As the Federal Aviation Administration reminds the institute from time to time that “The safety of the national aerospace system depends upon what happens here,” Graham said.

David Mitchell, director of the Youngstown campus, detailed the demand at the ceremony held just before the groundbreaking. An analysis by the Atlanta Journal Constitution forecasts the aviation industry will need 34,000 new aircraft by 2031, and a pilot and technical outlook by aviation giant Boeing projects that commercial airlines will require 601,000 new aircraft maintenance technicians over the next 20 years to maintain that fleet.

At the same time, an industry magazine estimates that 76.6% of aviation mechanics and technicians are ages 50 and older. “Fully three-fourths of the licensed population could retire in the next 15 years,” Mitchell said. In the next few years, he continued, there will be 10,000 openings annually, increasing to 40,000 openings a year.

“Meeting this exponential demand for personnel will require facilities that rely on the latest digital technology to match the learning requirements of the new generation,” he remarked. “Here today, PIA’s making the investment in education that will open the door through which opportunity is already knocking.”

Over the past decade, nearly 500 students have graduated at the Youngstown campus, Markle said.
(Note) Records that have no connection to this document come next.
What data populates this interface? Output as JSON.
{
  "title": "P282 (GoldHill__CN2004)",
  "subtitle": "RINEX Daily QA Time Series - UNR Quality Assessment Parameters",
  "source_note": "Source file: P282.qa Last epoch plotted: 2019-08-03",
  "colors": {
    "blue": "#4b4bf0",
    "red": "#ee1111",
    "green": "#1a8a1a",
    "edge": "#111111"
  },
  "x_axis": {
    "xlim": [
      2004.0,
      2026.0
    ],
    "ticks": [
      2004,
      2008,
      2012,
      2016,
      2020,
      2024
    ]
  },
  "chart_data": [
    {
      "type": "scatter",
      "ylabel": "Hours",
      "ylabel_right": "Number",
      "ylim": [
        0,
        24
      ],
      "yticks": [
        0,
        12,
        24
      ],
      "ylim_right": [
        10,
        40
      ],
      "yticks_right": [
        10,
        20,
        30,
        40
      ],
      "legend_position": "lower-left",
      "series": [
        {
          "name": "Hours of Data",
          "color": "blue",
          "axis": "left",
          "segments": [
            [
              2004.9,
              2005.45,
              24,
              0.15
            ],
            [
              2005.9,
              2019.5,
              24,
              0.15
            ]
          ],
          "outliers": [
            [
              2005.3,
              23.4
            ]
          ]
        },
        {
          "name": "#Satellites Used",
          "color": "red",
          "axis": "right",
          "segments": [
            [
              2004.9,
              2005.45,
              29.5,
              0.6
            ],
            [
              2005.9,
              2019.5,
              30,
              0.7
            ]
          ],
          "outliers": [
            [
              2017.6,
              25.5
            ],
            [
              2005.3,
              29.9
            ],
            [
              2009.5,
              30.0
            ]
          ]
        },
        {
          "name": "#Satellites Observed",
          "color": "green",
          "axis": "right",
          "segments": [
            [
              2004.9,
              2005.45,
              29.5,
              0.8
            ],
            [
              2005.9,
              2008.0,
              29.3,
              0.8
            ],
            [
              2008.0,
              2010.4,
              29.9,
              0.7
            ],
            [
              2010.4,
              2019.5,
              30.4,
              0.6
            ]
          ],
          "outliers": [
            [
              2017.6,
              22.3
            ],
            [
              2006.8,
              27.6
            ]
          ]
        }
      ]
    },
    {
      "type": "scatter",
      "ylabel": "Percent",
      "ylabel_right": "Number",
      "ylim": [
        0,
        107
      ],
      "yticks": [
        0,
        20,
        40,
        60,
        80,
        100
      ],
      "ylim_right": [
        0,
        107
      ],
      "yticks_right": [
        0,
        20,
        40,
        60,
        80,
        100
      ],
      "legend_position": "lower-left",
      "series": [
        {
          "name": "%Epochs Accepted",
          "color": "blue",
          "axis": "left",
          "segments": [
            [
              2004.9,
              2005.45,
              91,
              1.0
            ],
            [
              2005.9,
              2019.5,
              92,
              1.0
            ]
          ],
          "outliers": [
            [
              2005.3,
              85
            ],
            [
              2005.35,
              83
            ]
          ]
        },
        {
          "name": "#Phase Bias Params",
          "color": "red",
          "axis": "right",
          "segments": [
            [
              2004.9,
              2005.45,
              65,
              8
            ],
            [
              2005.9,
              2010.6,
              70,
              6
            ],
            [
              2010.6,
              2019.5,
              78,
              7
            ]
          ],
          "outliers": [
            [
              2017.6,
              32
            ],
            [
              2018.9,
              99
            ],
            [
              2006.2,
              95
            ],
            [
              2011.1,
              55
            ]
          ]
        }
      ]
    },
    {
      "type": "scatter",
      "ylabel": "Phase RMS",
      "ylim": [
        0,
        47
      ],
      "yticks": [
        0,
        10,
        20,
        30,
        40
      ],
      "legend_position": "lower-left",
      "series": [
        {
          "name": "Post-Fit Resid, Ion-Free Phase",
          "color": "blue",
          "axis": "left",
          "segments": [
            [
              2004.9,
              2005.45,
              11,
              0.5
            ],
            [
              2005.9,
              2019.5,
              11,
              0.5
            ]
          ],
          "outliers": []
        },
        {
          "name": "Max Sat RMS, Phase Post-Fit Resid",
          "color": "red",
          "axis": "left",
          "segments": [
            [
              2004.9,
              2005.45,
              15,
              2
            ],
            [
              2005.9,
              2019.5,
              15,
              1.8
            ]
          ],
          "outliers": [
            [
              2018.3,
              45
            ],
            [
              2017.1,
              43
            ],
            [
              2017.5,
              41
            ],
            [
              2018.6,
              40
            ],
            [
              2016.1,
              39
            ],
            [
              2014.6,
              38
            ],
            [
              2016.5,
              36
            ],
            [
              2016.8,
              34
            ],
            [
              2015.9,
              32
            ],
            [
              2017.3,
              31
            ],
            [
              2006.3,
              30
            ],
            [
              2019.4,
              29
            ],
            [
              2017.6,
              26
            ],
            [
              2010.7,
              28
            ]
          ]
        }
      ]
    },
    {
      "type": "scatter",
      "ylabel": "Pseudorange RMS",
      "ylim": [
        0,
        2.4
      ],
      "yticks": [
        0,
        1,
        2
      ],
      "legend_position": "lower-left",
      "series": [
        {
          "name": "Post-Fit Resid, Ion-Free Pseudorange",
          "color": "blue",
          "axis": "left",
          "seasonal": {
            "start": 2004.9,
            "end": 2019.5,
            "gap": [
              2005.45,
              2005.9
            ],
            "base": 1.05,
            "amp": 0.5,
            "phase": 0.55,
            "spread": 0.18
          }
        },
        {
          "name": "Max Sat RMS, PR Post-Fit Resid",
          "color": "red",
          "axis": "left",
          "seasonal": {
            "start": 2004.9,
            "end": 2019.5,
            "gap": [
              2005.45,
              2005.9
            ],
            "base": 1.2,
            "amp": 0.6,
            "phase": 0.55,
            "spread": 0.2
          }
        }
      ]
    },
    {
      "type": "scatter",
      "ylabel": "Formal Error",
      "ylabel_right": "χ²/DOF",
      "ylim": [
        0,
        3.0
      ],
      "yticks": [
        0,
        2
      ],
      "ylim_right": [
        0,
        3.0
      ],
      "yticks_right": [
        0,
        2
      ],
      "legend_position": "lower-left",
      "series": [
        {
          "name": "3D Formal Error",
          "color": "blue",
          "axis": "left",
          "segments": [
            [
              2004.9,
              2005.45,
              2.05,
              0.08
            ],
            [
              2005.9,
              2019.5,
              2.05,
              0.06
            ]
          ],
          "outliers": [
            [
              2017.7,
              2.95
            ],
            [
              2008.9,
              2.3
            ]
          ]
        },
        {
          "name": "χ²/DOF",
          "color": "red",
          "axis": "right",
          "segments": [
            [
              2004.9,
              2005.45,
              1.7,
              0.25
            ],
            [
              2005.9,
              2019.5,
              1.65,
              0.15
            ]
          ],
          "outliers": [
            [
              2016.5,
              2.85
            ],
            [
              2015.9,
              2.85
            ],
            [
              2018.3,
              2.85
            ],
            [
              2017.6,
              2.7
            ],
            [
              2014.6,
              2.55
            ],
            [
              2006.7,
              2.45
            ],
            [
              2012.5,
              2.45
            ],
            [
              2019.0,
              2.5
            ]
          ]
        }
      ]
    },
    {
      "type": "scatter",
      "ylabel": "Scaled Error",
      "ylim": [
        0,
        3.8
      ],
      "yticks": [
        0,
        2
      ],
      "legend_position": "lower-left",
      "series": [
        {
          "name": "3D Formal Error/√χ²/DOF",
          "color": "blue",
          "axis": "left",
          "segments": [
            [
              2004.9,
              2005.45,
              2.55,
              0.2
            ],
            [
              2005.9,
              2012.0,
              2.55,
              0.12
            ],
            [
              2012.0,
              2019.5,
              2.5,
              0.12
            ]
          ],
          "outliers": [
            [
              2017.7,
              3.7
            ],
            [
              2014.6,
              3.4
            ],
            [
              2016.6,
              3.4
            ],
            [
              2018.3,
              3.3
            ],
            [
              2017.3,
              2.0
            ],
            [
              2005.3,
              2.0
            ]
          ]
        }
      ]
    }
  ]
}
“Graduates from this campus have gone far away around the globe,” Graham said. “Many have stayed as local as right next door” with Winner Aviation, the airport fixed-base operator, he added.

Winner Aviation Chairman and CEO Rick Hale said he has hired at least 10 mechanics and technicians out of the institute. The campus “definitely gives us access to talent that’s fresh and the ability to put people in while we need them,” he said.

Kyle McClellan of Mecca is studying to be an aircraft mechanic and work on everything from helicopters to blimps to airplanes – “anything that flies,” he said. He started at the institute for aeronautics last August and is preparing to finish there in December. His interest in aircraft dates back to age 14 when he and his father flew radio-controlled models.

“There’s a lot of opportunities, definitely,” he said.

In addition to serving a an anchor tenant at the airport, the Pittsburgh Institute of Aeronautics’ new construction will spur additional activity, said John Moliterno, executive director of the Western Reserve Port Authority, which operates the airport.

“We’re having opportunities and conversations right now with other entities about hangars and other things that are going to be done at this airport. Certainly this excites them as well,” he said. “It gets people much more excited in what we have going on here.”

Pictured above: John Moliterno, executive director of the Western Reserve Port Authority, and John Graham III, president and CEO of the Pittsburgh Institute of Aeronautics, at Tuesday’s press event.